According to the SEC, Moshayedi sought to take advantage of a dramatically upward trend in the stock price of STEC Inc. by selling a significant portion of his stock holdings as well as shares owned by his brother, a company co-founder. The secondary offering was set to coincide with the release of the company’s financial results for the second quarter of 2009 and its revenue guidance for the third quarter. However, in the days leading up to the secondary offering, Moshayedi learned critical nonpublic information that was likely to have a detrimental impact on the stock price. Moshayedi did not call off the offering and abstain from selling his shares once he possessed the negative information unbeknownst to the investing public.
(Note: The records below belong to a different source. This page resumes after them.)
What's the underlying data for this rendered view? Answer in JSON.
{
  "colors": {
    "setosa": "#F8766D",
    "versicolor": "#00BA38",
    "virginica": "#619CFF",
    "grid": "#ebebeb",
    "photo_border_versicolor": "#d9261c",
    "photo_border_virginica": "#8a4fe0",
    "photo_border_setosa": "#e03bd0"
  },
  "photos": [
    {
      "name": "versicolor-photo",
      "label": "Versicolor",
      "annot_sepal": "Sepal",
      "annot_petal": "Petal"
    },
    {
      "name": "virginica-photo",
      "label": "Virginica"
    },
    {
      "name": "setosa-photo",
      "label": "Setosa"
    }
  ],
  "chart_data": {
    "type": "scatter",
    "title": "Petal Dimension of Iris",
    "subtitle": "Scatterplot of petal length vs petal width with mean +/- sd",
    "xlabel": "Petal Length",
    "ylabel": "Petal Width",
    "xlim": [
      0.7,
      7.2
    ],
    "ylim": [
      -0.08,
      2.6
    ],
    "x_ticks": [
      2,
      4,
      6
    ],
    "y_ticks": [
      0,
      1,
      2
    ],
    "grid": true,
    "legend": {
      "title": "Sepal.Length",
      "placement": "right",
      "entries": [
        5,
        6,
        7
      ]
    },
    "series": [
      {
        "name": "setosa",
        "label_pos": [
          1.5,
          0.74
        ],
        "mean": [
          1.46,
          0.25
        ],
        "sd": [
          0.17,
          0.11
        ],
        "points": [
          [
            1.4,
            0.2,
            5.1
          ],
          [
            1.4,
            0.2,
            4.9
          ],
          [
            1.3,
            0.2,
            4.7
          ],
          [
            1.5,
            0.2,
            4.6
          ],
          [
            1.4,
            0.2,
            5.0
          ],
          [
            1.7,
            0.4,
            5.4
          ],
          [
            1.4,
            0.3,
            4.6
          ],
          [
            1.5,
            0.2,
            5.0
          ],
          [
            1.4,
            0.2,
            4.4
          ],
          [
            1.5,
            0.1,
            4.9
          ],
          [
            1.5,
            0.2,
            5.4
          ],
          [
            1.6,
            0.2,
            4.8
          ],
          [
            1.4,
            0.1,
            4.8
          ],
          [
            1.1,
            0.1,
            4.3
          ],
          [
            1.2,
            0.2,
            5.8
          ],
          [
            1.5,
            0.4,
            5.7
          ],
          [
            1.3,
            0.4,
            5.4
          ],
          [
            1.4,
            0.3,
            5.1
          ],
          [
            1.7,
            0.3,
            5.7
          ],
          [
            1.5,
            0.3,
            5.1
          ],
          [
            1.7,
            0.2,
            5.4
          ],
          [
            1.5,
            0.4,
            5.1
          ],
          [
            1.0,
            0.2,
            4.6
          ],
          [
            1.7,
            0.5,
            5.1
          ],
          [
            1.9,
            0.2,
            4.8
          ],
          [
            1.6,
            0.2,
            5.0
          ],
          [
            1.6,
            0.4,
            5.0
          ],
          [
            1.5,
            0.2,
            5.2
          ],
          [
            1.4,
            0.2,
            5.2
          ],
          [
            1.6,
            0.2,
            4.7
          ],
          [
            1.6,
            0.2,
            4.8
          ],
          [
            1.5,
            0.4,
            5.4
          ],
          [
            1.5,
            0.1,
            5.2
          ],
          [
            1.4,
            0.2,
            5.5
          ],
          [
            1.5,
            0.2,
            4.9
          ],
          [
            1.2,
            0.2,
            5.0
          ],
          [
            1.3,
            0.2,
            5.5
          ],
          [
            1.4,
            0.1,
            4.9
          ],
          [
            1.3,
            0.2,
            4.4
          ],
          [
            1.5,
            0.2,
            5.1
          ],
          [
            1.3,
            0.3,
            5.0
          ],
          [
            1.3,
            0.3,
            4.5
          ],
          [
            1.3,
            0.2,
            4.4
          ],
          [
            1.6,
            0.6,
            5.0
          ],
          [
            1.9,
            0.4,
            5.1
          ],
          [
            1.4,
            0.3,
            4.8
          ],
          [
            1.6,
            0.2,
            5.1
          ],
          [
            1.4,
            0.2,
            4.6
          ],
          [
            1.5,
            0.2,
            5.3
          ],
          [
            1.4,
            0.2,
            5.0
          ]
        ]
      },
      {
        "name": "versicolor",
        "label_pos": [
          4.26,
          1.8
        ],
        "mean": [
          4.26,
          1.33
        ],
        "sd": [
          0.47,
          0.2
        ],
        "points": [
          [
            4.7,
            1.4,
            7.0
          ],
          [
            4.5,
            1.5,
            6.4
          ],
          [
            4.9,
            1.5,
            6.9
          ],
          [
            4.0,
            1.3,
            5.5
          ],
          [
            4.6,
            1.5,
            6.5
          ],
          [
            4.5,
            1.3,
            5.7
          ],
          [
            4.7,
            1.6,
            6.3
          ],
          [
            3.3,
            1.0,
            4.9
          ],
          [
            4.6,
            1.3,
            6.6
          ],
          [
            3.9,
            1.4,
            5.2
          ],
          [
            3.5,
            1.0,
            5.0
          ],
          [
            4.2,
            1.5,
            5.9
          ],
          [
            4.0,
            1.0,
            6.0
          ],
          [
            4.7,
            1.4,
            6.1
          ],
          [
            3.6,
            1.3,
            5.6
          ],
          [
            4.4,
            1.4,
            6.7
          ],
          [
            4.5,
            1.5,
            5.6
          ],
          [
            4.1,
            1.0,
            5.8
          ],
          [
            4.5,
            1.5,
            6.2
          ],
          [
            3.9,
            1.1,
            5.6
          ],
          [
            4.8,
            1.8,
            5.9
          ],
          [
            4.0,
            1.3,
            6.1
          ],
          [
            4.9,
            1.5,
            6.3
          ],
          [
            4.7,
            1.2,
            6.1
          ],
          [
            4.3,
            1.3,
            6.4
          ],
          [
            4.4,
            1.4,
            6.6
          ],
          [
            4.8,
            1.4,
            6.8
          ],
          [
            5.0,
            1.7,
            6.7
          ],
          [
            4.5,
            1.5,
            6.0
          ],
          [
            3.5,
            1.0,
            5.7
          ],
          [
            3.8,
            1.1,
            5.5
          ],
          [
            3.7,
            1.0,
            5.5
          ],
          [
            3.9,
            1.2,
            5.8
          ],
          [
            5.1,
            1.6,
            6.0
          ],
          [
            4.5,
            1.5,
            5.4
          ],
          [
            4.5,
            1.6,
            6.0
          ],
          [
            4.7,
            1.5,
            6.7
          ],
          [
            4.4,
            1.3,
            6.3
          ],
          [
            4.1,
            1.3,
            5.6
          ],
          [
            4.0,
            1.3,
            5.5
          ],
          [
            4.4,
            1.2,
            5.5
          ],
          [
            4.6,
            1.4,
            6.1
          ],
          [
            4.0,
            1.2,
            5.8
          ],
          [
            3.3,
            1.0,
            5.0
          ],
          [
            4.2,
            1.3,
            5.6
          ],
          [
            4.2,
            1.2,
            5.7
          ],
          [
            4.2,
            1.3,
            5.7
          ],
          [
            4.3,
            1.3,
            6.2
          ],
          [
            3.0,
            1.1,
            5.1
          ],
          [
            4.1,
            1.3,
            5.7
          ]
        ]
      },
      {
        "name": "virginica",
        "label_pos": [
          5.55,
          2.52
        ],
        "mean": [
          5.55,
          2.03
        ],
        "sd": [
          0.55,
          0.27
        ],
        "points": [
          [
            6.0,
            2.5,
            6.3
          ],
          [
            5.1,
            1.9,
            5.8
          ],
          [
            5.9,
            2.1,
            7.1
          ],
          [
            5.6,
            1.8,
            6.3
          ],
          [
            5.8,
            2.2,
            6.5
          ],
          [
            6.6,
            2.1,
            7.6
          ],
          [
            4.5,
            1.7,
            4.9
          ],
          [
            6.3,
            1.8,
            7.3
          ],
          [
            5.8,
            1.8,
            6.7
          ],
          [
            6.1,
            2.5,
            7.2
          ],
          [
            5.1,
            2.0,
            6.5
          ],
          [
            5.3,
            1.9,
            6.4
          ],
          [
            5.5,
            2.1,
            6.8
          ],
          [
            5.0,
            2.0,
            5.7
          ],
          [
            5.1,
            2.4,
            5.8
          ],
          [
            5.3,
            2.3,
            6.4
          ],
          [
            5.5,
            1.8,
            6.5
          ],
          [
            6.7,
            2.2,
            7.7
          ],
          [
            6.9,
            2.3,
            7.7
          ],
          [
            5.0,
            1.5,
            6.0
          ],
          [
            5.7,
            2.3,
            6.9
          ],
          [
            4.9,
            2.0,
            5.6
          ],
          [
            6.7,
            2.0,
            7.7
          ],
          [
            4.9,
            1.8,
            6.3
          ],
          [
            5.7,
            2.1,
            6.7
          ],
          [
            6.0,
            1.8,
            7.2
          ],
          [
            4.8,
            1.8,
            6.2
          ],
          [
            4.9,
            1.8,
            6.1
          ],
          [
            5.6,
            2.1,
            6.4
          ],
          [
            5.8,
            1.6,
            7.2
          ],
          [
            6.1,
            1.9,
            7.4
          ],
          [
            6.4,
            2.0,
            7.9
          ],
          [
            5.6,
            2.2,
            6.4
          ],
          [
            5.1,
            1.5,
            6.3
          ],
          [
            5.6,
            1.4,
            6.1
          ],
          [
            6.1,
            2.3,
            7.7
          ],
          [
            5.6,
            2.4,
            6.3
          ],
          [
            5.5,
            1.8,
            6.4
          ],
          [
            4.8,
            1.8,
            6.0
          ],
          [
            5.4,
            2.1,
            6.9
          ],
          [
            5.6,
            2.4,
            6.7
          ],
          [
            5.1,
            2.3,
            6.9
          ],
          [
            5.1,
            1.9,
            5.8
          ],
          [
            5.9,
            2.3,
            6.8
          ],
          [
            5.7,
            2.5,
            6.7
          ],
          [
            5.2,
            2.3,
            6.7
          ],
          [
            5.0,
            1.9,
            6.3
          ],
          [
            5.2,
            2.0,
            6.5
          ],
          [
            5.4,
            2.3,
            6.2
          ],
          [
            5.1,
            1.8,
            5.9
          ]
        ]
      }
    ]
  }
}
Instead, he engaged in a fraudulent scheme to hide the truth through a secret side deal, and proceeded with the sale of 9 million shares from which he and his brother reaped gross proceeds of approximately $134 million each.
The SEC’s complaint charges Moshayedi with violating the anti-fraud provisions of U.S. securities laws and seeks a final judgment ordering him to disgorge his own ill-gotten gains and the trading profits of his brother Mehrdad Mark Moshayedi, pay prejudgment interest and financial penalties, and be permanently barred from future violations and from serving as an officer and director of any registered public company.